For instance, we forget that in most events, especially when they are extreme, good or bad luck plays an important role.

  • When a golfer plays exceptionally well on the first day of a tournament, we expect that person to also do exceptionally well on the second day. However, the great score on the first day was exceptional, meaning, an exception. Therefore the score of this player is likely to be closer to average on the second day. Meaning there is a significant chance the player will be worse on the second day than on the first. The opposite happens when someone plays unusually bad on the first day.
  • Suppose you have to interview two candidates for an open position. One of them has a lot of experience, the other has little proven experience. If the first job applicant has a mediocre interview and the second one smashes the interview, we are likely to hire the second person. Even though there’s a significant chance that the great interview of the first applicant is a lucky shot. It is likely that the work of the second applicant over time will be better. We should assume that the long term performances of both candidates will be closer to what would be average based on their experience, rather than to how they came across during the interview.

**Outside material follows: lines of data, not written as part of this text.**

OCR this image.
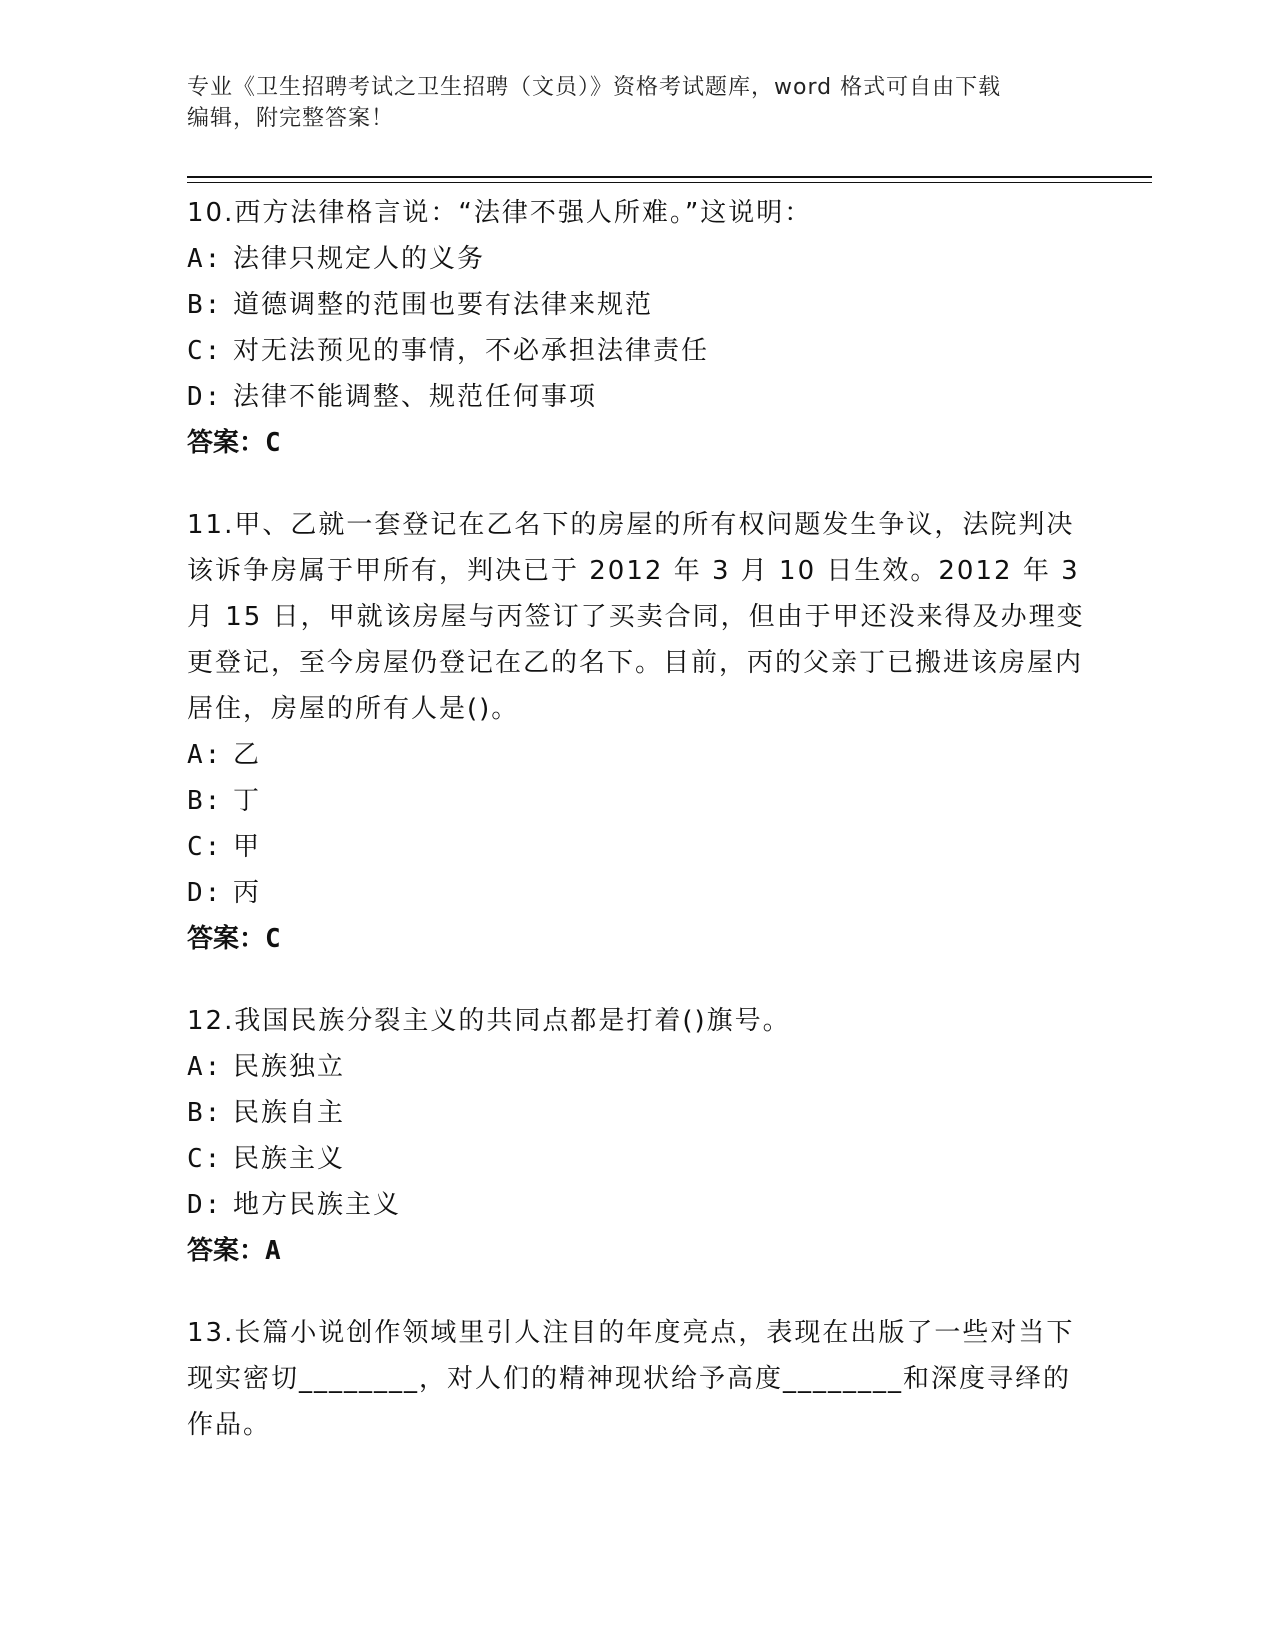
专业《卫生招聘考试之卫生招聘（文员）》资格考试题库，word 格式可自由下载
编辑，附完整答案！

10.西方法律格言说：“法律不强人所难。”这说明：

A: 法律只规定人的义务

B: 道德调整的范围也要有法律来规范

C: 对无法预见的事情，不必承担法律责任

D: 法律不能调整、规范任何事项

答案：C

11.甲、乙就一套登记在乙名下的房屋的所有权问题发生争议，法院判决该诉争房属于甲所有，判决已于 2012 年 3 月 10 日生效。2012 年 3 月 15 日，甲就该房屋与丙签订了买卖合同，但由于甲还没来得及办理变更登记，至今房屋仍登记在乙的名下。目前，丙的父亲丁已搬进该房屋内居住，房屋的所有人是()。

A: 乙

B: 丁

C: 甲

D: 丙

答案：C

12.我国民族分裂主义的共同点都是打着()旗号。

A: 民族独立

B: 民族自主

C: 民族主义

D: 地方民族主义

答案：A

13.长篇小说创作领域里引人注目的年度亮点，表现在出版了一些对当下现实密切________，对人们的精神现状给予高度________和深度寻绎的作品。
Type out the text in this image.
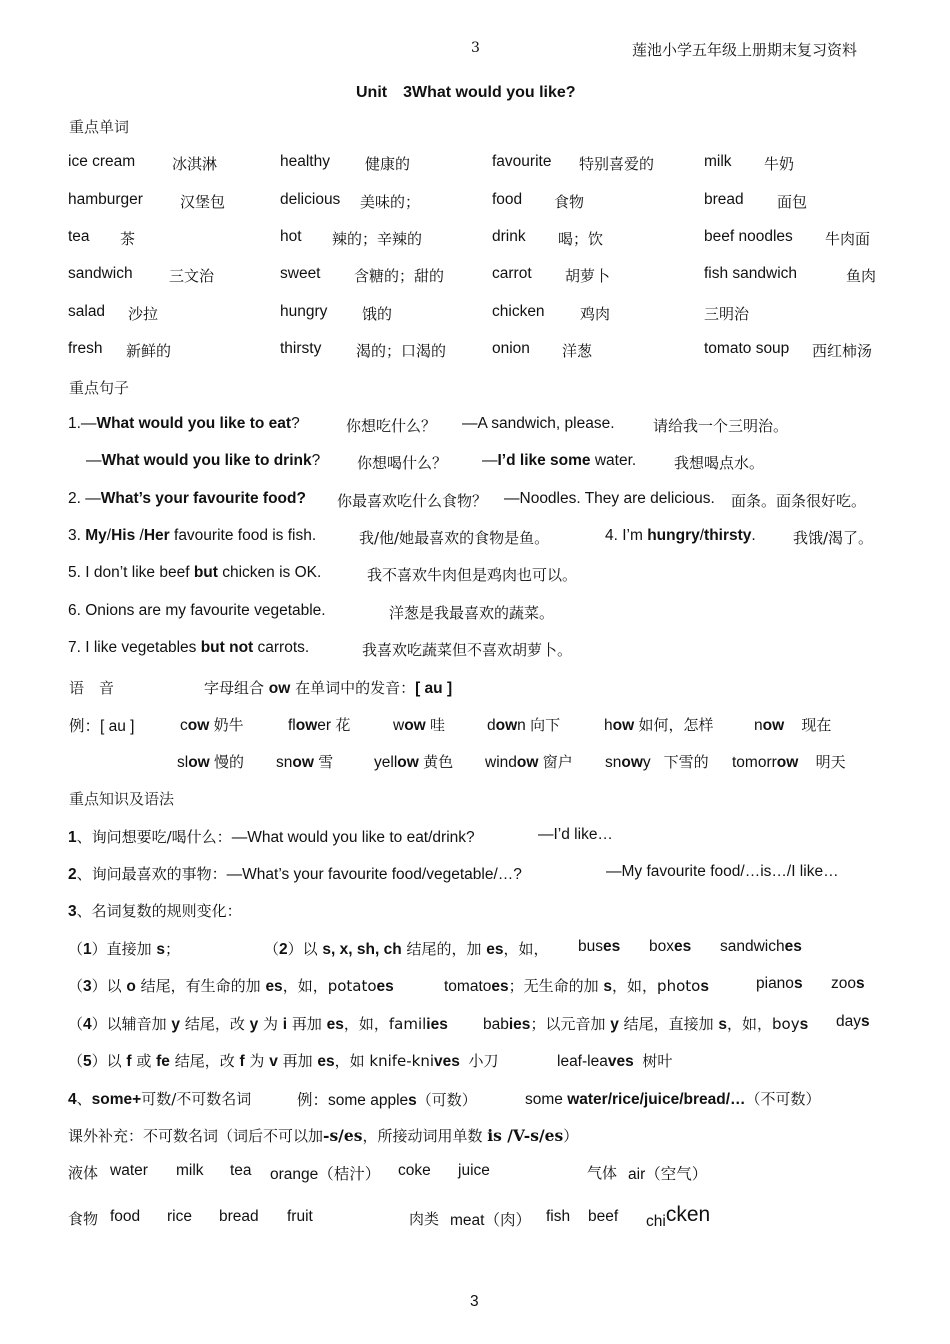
3	莲池小学五年级上册期末复习资料
Unit　3What would you like?
重点单词
ice cream 冰淇淋	healthy 健康的	favourite 特别喜爱的	milk 牛奶
hamburger 汉堡包	delicious 美味的；	food 食物	bread 面包
tea 茶	hot 辣的；辛辣的	drink 喝；饮	beef noodles 牛肉面
sandwich 三文治	sweet 含糖的；甜的	carrot 胡萝卜	fish sandwich	鱼肉
salad 沙拉	hungry 饿的	chicken 鸡肉	三明治
fresh 新鲜的	thirsty 渴的；口渴的	onion 洋葱	tomato soup 西红柿汤
重点句子
1.—What would you like to eat?	你想吃什么？ —A sandwich, please.	请给我一个三明治。
—What would you like to drink? 你想喝什么？ —I’d like some water.	我想喝点水。
2. —What’s your favourite food? 你最喜欢吃什么食物？ —Noodles. They are delicious. 面条。面条很好吃。
3. My/His /Her favourite food is fish.	我/他/她最喜欢的食物是鱼。	4. I’m hungry/thirsty. 我饿/渴了。
5. I don’t like beef but chicken is OK.	我不喜欢牛肉但是鸡肉也可以。
6. Onions are my favourite vegetable.	洋葱是我最喜欢的蔬菜。
7. I like vegetables but not carrots.	我喜欢吃蔬菜但不喜欢胡萝卜。
语　音	字母组合 ow 在单词中的发音：[ au ]
例：[ au ]	cow 奶牛	flower 花	wow 哇	down 向下	how 如何，怎样	now 现在
slow 慢的 snow 雪	yellow 黄色 window 窗户 snowy 下雪的 tomorrow 明天
重点知识及语法
1、询问想要吃/喝什么：—What would you like to eat/drink?	—I’d like…
2、询问最喜欢的事物：—What’s your favourite food/vegetable/…?	—My favourite food/…is…/I like…
3、名词复数的规则变化：
（1）直接加 s；	（2）以 s, x, sh, ch 结尾的，加 es，如， buses boxes sandwiches
（3）以 o 结尾，有生命的加 es，如，potatoes	tomatoes；无生命的加 s，如，photos	pianos zoos
（4）以辅音加 y 结尾，改 y 为 i 再加 es，如，families babies；以元音加 y 结尾，直接加 s，如，boys days
（5）以 f 或 fe 结尾，改 f 为 v 再加 es，如 knife-knives 小刀	leaf-leaves 树叶
4、some+可数/不可数名词	例：some apples（可数）	some water/rice/juice/bread/…（不可数）
课外补充：不可数名词（词后不可以加-s/es，所接动词用单数 is /V-s/es）
液体 water milk tea orange（桔汁） coke juice	气体 air（空气）
食物 food rice bread fruit	肉类 meat（肉） fish beef chicken
3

This mechanism can also fool people into thinking that punishing someone for a bad performance makes them do better next time. When in fact the person was always likely to improve compared to the mishap.

Another example of why we can’t do statistics based on intuition is because when events are easy to retrieve from memory, we tend to overexaggerate how often they occur. Something that’s more flashy and dramatic sticks to memory more easily, even if it doesn’t happen a lot. For instance, far more people die in car crashes or through heart failure or cancer, but it’s a lot easier to remember a terrorist attack.

Not related to statistics, but relevant when talking about biases and in the context of how quickly “us progressives” tend to judge more conservative people is that the human mind is unable to reconstruct past states of knowledge. We forget that we didn’t know before what we now know and we are unable to recall what we used to think or believe.

We think that we are rational beings, but we are a lot less rational than we think we are. How a question or a choice is framed determines the answer many of us will give. When we are asked to weigh wins and losses a loss is weighed twice as high as a win, making us behave irrationally when gambling for instance.

If all of these examples are as fascinating to you as they are to me then I recommend reading “Thinking Fast and Slow”. Even if it does take some patience and tenacity.